Database Without Authentication Leaks “biometric identity information of members of the police, army, teachers, and railway workers”

The database vendor isn’t mentioned in the report but I think we can probably all guess the name.

Aside from that important fact, this report is about the dangers of centralizing biometrics into a singular place where a single mistake harms practically everyone in society. Not all, but some, and that’s more than enough to worry.

The publicly exposed database contained 1,661,593 documents with a total size of 496.4 GB. I saw documents containing: facial scan images, finger prints, signatures (in English and Hindi), identifying marks such as tattoos or scars, and much more. There were also scans of documents such as birth certificates, testing and employment applications, diplomas, certifications, and other education related files. Among the most concerning files were what appeared to be the biometric data of individuals from the police and military in verification documents. Upon further investigation, I saw documents indicating the records belonged to two separate entities which suggests they operate under the same ownership: ThoughtGreen Technologies and Timing Technologies, each of which provide application development, analytics, development outsourcing, RFID technology, and biometric verification services.

Fingerprints are public yet distributed very widely, in other words, if you think about how often and where you have been leaving yours… like on a glass at a restaurant.

Source: “The Quantum Mechanics Of Fingerprints On Your Water Glass”, In The Loop

However, having your fingerprints grabbed by someone pulling over 1.5 million other people’s fingerprints at the same time (due to a single database vendor on the Internet failing to achieve authentication) is a different issue.

Related:

Here’s a very similar story, where hacking the data service vendor Snowflake just led to a massive leak from many of their customers.

In the conversation with Hudson Rock, the threat actor reveals that there is much more to the story than these two breaches, and that additional major companies suffered a similar fate, allegedly including:

— Anheuser-Busch
— State Farm
— Mistubishi
— Progressive
— Neiman Marcus
— Allstate
— Advance Auto Parts

Further explaining the source of the hack, the threat actor adds that all of these breaches stem from the hack of a single vendor — Snowflake. […] To put it bluntly, a single credential resulted in the exfiltration of potentially hundreds of companies that stored their data using Snowflake, with the threat actor himself suggesting 400 companies are impacted.

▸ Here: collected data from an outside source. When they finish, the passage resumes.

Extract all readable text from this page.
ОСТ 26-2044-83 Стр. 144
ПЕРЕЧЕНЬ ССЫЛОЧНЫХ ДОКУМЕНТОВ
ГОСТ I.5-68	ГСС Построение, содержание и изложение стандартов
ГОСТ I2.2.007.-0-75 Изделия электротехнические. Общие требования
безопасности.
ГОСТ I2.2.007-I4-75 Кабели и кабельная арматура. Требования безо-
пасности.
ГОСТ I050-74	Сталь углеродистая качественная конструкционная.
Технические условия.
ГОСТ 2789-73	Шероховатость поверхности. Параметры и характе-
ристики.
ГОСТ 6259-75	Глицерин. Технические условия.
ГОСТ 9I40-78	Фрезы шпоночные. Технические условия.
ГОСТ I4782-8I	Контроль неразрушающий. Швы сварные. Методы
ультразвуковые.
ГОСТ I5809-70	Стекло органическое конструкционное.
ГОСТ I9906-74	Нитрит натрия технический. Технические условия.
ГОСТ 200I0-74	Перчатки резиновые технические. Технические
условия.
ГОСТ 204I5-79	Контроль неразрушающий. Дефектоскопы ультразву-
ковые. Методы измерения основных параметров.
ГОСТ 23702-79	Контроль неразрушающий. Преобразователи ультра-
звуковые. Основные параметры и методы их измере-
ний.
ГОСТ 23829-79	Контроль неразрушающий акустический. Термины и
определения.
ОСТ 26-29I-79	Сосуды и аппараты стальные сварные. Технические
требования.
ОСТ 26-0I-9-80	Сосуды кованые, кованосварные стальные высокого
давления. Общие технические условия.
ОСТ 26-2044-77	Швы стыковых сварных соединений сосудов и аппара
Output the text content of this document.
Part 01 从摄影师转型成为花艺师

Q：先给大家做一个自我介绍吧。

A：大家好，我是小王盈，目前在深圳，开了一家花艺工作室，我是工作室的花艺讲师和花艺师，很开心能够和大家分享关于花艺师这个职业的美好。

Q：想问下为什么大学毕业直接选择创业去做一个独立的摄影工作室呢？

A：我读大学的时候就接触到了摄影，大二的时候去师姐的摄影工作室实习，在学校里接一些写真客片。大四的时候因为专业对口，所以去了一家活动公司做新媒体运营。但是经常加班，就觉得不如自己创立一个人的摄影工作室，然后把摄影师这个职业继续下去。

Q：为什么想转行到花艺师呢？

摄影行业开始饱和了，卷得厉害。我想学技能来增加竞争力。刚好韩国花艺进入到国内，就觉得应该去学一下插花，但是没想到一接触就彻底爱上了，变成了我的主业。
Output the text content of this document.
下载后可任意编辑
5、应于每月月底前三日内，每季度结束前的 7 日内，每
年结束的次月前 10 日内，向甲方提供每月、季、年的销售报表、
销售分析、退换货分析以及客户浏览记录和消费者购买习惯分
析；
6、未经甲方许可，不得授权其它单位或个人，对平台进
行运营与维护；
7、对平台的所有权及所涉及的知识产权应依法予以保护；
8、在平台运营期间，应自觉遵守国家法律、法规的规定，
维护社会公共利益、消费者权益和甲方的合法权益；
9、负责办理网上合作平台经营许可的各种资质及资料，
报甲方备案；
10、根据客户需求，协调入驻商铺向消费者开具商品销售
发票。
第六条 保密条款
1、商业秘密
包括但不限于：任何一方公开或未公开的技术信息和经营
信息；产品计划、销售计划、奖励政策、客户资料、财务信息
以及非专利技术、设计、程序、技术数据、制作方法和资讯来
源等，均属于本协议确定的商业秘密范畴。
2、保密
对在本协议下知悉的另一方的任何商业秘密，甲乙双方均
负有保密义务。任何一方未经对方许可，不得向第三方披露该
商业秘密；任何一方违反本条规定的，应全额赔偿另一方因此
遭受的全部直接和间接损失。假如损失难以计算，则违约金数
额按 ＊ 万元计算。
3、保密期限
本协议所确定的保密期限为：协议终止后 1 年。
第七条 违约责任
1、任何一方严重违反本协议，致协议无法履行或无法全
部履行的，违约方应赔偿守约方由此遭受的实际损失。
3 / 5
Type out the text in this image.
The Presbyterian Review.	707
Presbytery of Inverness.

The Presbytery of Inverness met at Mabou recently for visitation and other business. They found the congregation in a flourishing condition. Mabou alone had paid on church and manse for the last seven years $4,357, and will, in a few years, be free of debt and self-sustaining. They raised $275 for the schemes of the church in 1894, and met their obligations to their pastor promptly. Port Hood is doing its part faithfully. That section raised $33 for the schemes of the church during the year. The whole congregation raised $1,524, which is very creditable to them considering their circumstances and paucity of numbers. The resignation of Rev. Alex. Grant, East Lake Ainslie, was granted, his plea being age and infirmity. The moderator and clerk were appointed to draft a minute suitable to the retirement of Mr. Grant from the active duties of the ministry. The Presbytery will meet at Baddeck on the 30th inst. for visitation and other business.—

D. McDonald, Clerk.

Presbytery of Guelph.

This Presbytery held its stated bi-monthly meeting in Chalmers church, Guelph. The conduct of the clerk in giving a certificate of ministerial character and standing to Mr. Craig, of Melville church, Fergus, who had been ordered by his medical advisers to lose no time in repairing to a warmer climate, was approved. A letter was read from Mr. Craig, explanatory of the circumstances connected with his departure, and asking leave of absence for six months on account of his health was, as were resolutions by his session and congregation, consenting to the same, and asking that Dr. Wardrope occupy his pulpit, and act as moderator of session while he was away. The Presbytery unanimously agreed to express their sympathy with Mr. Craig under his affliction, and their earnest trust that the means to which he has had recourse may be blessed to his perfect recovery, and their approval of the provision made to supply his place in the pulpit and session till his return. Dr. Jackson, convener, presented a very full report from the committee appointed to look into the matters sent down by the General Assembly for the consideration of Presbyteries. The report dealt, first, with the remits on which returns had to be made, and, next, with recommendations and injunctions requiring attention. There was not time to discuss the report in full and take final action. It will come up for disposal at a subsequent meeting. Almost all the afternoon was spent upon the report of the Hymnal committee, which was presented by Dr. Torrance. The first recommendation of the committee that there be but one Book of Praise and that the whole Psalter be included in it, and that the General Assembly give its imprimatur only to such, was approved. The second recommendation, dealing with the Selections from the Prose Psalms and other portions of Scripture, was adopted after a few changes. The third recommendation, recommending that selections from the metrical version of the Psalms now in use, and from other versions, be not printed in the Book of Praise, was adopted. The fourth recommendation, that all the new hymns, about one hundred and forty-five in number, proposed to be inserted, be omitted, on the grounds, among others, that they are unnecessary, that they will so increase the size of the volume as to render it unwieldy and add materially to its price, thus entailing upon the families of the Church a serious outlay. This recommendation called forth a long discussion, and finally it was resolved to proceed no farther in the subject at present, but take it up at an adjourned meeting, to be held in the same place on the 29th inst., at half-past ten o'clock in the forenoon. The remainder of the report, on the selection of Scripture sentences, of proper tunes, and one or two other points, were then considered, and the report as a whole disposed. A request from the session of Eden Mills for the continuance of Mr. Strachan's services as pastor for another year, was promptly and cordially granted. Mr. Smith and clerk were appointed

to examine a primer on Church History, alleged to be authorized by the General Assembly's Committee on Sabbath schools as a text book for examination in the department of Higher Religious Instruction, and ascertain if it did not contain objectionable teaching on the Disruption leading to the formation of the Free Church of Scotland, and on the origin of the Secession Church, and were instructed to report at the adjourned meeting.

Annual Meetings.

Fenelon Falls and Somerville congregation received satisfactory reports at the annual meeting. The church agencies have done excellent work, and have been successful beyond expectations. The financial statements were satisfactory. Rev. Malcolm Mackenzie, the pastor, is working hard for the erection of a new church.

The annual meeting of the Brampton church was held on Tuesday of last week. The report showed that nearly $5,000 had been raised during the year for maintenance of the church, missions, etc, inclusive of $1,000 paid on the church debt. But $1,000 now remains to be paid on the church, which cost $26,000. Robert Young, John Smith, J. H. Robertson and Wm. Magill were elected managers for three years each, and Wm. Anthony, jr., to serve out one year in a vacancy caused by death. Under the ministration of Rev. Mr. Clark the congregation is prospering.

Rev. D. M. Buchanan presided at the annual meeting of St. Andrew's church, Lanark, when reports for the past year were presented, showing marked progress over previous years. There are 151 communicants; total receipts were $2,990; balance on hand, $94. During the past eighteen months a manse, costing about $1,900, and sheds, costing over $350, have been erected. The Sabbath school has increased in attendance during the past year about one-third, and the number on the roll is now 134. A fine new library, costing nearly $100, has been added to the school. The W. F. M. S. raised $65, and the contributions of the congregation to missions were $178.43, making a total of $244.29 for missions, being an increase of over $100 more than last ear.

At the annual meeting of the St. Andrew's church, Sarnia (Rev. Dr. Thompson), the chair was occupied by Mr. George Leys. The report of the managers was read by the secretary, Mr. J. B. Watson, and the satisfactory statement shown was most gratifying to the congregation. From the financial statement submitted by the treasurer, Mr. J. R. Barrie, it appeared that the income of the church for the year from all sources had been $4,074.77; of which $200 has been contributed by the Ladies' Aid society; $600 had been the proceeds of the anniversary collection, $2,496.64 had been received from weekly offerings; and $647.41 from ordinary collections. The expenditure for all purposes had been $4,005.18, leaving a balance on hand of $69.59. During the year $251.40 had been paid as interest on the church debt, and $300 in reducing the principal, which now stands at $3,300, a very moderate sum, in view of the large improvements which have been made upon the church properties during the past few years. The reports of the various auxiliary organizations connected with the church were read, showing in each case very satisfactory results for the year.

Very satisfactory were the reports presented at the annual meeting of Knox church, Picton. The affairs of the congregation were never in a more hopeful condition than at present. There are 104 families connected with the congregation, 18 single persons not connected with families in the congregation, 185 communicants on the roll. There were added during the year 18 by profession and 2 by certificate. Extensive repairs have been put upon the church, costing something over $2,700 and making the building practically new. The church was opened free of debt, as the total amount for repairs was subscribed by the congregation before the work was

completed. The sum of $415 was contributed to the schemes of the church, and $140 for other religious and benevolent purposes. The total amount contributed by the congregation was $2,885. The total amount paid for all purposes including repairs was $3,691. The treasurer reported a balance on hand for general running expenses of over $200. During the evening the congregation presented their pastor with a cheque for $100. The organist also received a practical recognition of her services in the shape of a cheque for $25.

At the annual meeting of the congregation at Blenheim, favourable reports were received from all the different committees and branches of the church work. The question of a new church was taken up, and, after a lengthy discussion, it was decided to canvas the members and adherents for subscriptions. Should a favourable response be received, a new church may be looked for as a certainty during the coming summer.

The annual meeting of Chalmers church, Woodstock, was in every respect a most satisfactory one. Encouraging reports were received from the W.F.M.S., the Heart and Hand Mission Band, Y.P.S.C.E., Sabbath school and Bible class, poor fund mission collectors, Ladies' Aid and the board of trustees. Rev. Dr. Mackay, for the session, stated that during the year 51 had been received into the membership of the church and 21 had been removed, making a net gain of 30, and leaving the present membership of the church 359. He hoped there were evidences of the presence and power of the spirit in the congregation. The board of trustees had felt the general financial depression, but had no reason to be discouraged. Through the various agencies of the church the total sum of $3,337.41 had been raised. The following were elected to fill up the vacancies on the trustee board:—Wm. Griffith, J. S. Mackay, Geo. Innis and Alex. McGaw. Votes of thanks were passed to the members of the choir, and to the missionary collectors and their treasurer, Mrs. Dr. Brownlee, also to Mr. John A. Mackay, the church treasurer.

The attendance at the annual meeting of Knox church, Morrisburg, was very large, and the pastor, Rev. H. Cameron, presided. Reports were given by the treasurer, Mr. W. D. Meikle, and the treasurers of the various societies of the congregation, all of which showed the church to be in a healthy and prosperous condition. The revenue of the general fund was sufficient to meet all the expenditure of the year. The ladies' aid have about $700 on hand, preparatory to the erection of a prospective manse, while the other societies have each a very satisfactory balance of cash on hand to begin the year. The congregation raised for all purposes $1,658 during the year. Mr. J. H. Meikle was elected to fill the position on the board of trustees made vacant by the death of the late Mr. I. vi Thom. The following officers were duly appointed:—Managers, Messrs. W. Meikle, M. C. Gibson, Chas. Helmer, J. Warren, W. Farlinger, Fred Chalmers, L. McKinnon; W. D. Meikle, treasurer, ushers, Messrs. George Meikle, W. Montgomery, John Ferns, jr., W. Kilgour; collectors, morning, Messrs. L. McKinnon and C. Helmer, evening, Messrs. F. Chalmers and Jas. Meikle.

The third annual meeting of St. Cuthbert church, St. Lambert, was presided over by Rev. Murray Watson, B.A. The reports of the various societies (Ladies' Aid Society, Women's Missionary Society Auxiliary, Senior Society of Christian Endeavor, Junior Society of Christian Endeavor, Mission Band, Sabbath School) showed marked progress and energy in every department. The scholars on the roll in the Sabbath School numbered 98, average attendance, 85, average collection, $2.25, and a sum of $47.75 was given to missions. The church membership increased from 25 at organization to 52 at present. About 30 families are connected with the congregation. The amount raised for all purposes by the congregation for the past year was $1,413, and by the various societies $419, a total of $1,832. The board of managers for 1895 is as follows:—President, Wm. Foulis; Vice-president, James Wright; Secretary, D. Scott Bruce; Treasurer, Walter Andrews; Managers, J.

When a single employee can be compromised to give access to hundreds or thousands of customers, the Snowflake response probably shouldn’t be that context is needed.

Even worse is when they start saying that Snowflake wasn’t involved in any way with the massive theft of customer data from Snowflake. Uh huh.

Here’s what they allegedly are trying to snow reporters with:

On may 31st, Snowflake released a statement in which they claim that they are investigating an industry-wide identity-based attacks that have impacted “some” of their customers.

Industry-wide is another way of saying baseline.

What Snowflake inadvertently is saying is they fell below an acceptable baseline while being trusted to NOT do exactly that.

Watch the “who me, am I the baddie” Snowflake now try to point the finger at its customers, a known horrible idea and safety anti-pattern. Like blaming bank customers for the vault being robbed of their money. Or blaming Tesla owners for being killed by the Autopilot.

That’s very bad news for some, even if not every single customer. It’s a lot more bad news than if Snowflake had done more to prevent a single employee compromise affecting so many customers, let alone turning a blind eye to widespread known threats that would very predictably harm their customers.

Negligence? Due diligence? You make the call. Every Snowflake customer now should be planning to exit that vendor to find better care, not least of all because of how Snowflake is responding.